これを防ぐためには、成功事例やノウハウをドキュメント化し、チーム内で共有する仕組みを作ることが重要です。また、役割分担や業務プロセスを標準化し、誰が担当しても一定の品質を担保できるような体制を目指しましょう。

「成功体験を作るプロセスが部門や担当者でバラバラ」「ノウハウが属人化し、知見の横展開や標準化が進まない」といった課題は、組織的な取り組みによって解決していく必要があります。

担当者のモチベーション維持と評価設計も忘れずに

カスタマーサクセスは比較的新しい職種であり、「担当者自身もキャリアや評価にまだ不安を持っている」というインサイトがありました。また、「現場で疲弊し、担当者のモチベや離職が進む悪循環」も避けたいペインとして挙げられています。

顧客の成功を支援するカスタマーサクセス担当者自身の「成功」や「働きがい」にも目を向けることが、結果的にリテンション向上に繋がります。

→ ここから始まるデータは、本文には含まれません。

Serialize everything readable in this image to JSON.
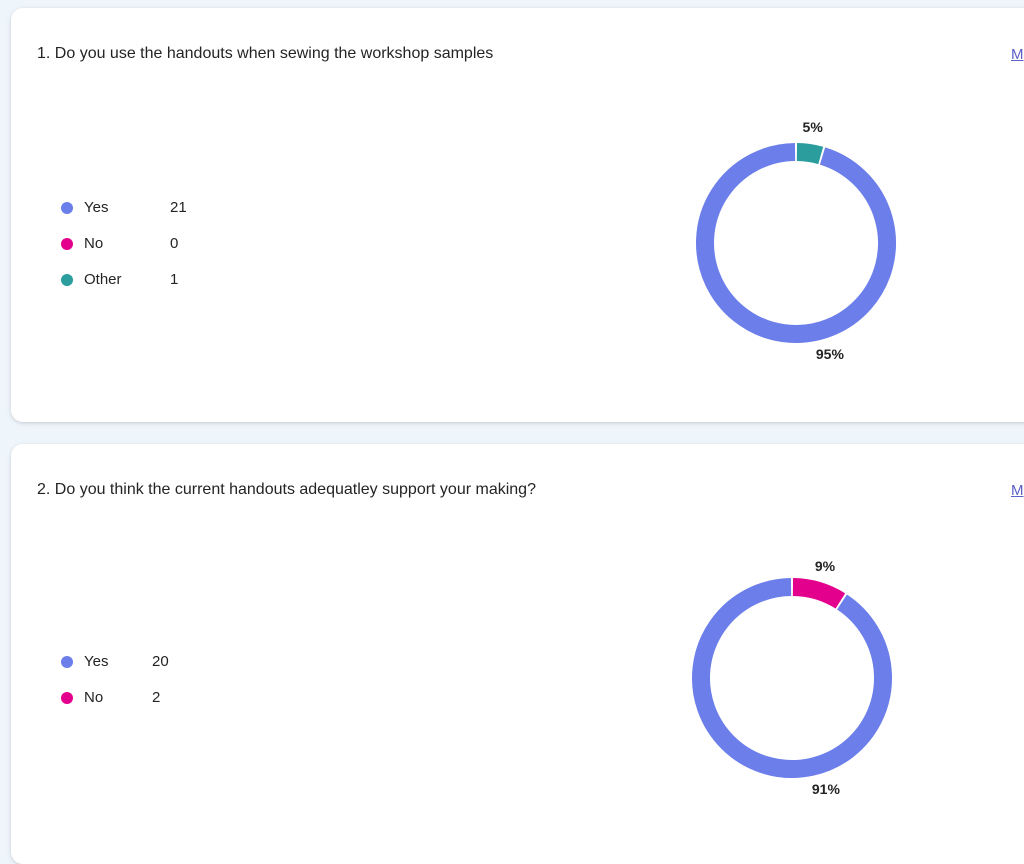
{
  "colors": {
    "yes": "#6b7eea",
    "no": "#e3008c",
    "other": "#2a9d9c",
    "link": "#5b5fc7"
  },
  "questions": [
    {
      "title": "1. Do you use the handouts when sewing the workshop samples",
      "more_link": "M",
      "legend": [
        {
          "label": "Yes",
          "count": "21",
          "color": "#6b7eea",
          "icon": "legend-dot"
        },
        {
          "label": "No",
          "count": "0",
          "color": "#e3008c",
          "icon": "legend-dot"
        },
        {
          "label": "Other",
          "count": "1",
          "color": "#2a9d9c",
          "icon": "legend-dot"
        }
      ]
    },
    {
      "title": "2. Do you think the current handouts adequatley support your making?",
      "more_link": "M",
      "legend": [
        {
          "label": "Yes",
          "count": "20",
          "color": "#6b7eea",
          "icon": "legend-dot"
        },
        {
          "label": "No",
          "count": "2",
          "color": "#e3008c",
          "icon": "legend-dot"
        }
      ]
    }
  ],
  "chart_data": [
    {
      "type": "pie",
      "categories": [
        "Yes",
        "No",
        "Other"
      ],
      "values": [
        21,
        0,
        1
      ],
      "percent_labels": [
        "95%",
        "",
        "5%"
      ],
      "colors": [
        "#6b7eea",
        "#e3008c",
        "#2a9d9c"
      ]
    },
    {
      "type": "pie",
      "categories": [
        "Yes",
        "No"
      ],
      "values": [
        20,
        2
      ],
      "percent_labels": [
        "91%",
        "9%"
      ],
      "colors": [
        "#6b7eea",
        "#e3008c"
      ]
    }
  ]
}
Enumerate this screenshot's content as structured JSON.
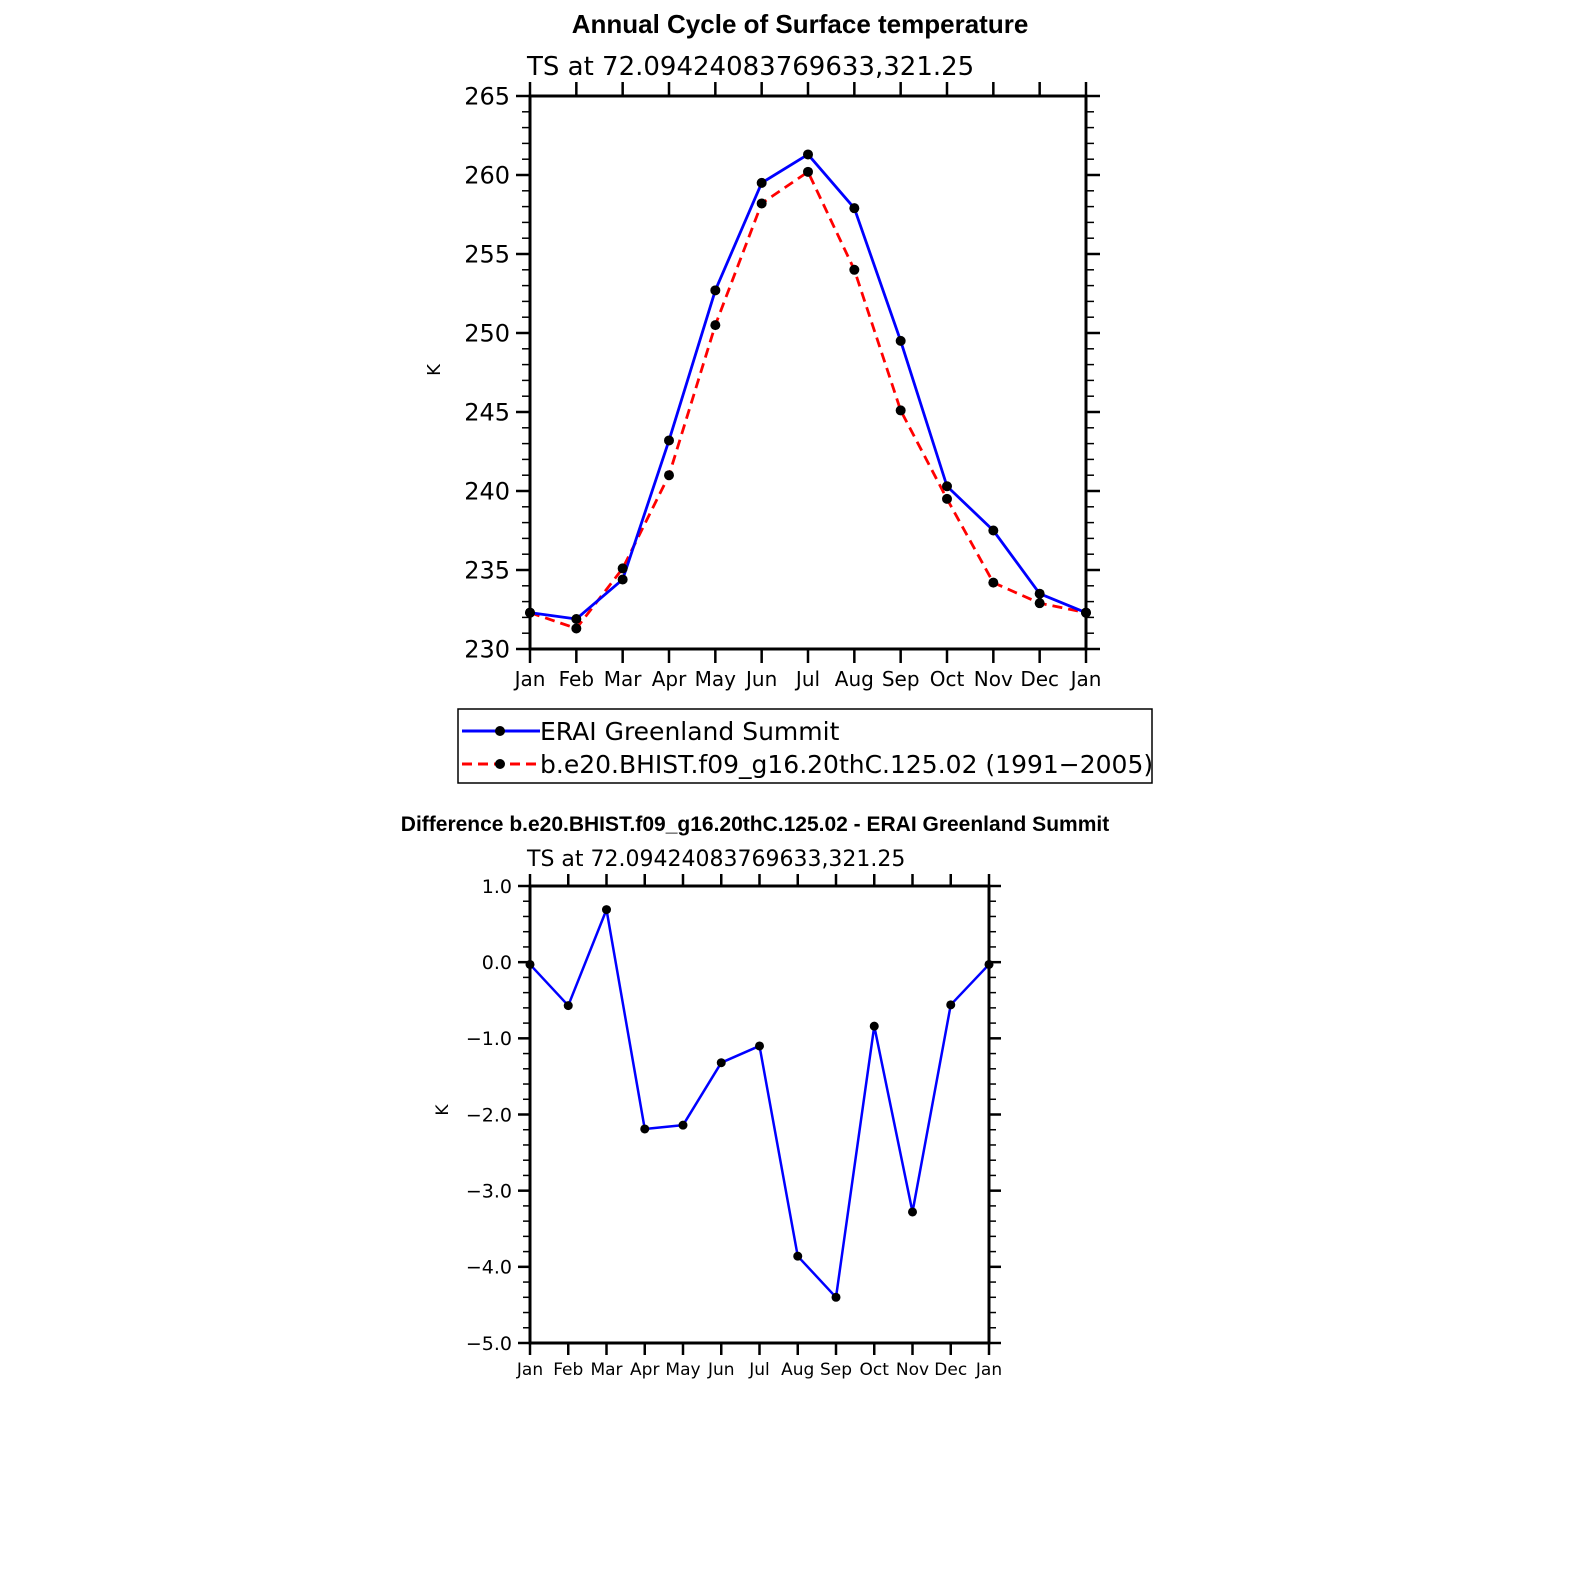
{
  "chart_data": [
    {
      "type": "line",
      "title": "Annual Cycle of Surface temperature",
      "subtitle": "TS at 72.09424083769633,321.25",
      "ylabel": "K",
      "xlabel": "",
      "categories": [
        "Jan",
        "Feb",
        "Mar",
        "Apr",
        "May",
        "Jun",
        "Jul",
        "Aug",
        "Sep",
        "Oct",
        "Nov",
        "Dec",
        "Jan"
      ],
      "ylim": [
        230,
        265
      ],
      "yticks": [
        "230",
        "235",
        "240",
        "245",
        "250",
        "255",
        "260",
        "265"
      ],
      "series": [
        {
          "name": "ERAI Greenland Summit",
          "color": "#0000ff",
          "dash": "solid",
          "values": [
            232.3,
            231.9,
            234.4,
            243.2,
            252.7,
            259.5,
            261.3,
            257.9,
            249.5,
            240.3,
            237.5,
            233.5,
            232.3
          ]
        },
        {
          "name": "b.e20.BHIST.f09_g16.20thC.125.02 (1991−2005)",
          "color": "#ff0000",
          "dash": "dashed",
          "values": [
            232.3,
            231.3,
            235.1,
            241.0,
            250.5,
            258.2,
            260.2,
            254.0,
            245.1,
            239.5,
            234.2,
            232.9,
            232.3
          ]
        }
      ],
      "legend_position": "bottom"
    },
    {
      "type": "line",
      "title": "Difference b.e20.BHIST.f09_g16.20thC.125.02 - ERAI Greenland Summit",
      "subtitle": "TS at 72.09424083769633,321.25",
      "ylabel": "K",
      "xlabel": "",
      "categories": [
        "Jan",
        "Feb",
        "Mar",
        "Apr",
        "May",
        "Jun",
        "Jul",
        "Aug",
        "Sep",
        "Oct",
        "Nov",
        "Dec",
        "Jan"
      ],
      "ylim": [
        -5.0,
        1.0
      ],
      "yticks": [
        "−5.0",
        "−4.0",
        "−3.0",
        "−2.0",
        "−1.0",
        "0.0",
        "1.0"
      ],
      "series": [
        {
          "color": "#0000ff",
          "dash": "solid",
          "values": [
            -0.03,
            -0.57,
            0.69,
            -2.19,
            -2.14,
            -1.32,
            -1.1,
            -3.86,
            -4.4,
            -0.84,
            -3.28,
            -0.56,
            -0.03
          ]
        }
      ]
    }
  ]
}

担当者の成果を正当に評価する仕組み(リテンション率だけでなく、顧客満足度や貢献度なども考慮)を設計したり、キャリアパスを示したりすることで、モチベーション高く業務に取り組める環境を整えることが、組織全体の成功にとって非常に重要です。

カスタマーサクセスにおけるリテンションまとめ

この記事では、カスタマーサクセスにおけるリテンションの重要性から、リテンション率の考え方、具体的な施策、そして成功のための注意点まで、幅広く解説してきました。

【この記事のポイント】

  • リテンションとは: 既存顧客との関係を維持し、継続利用を促すこと
  • リテンション率: 顧客維持の状況を測る重要KPI
  • 重要施策:
    • オンボーディング最適化
    • ヘルススコア活用
    • タッチモデル設計
    • アップセル/クロスセル促進
    • フィードバック活用、チャーン分析など
  • 成功のコツ:
    • データドリブンな意思決定
    • ツールの適切な活用
    • 属人化防止と組織体制
    • 部門連携、担当者のモチベーション維持

表面的な施策に終始するのではなく、顧客の成功体験を深く理解し、データに基づきながらも、顧客一人ひとりと向き合う姿勢が求められます。これはカスタマーサクセス部門だけのミッションではなく、営業、マーケティング、プロダクト開発など、会社全体で取り組むべき重要な経営戦略です。

この記事で得た知識を元に、まずは自社のリテンション状況の分析や、取り組みやすい施策の検討から始めてみてください。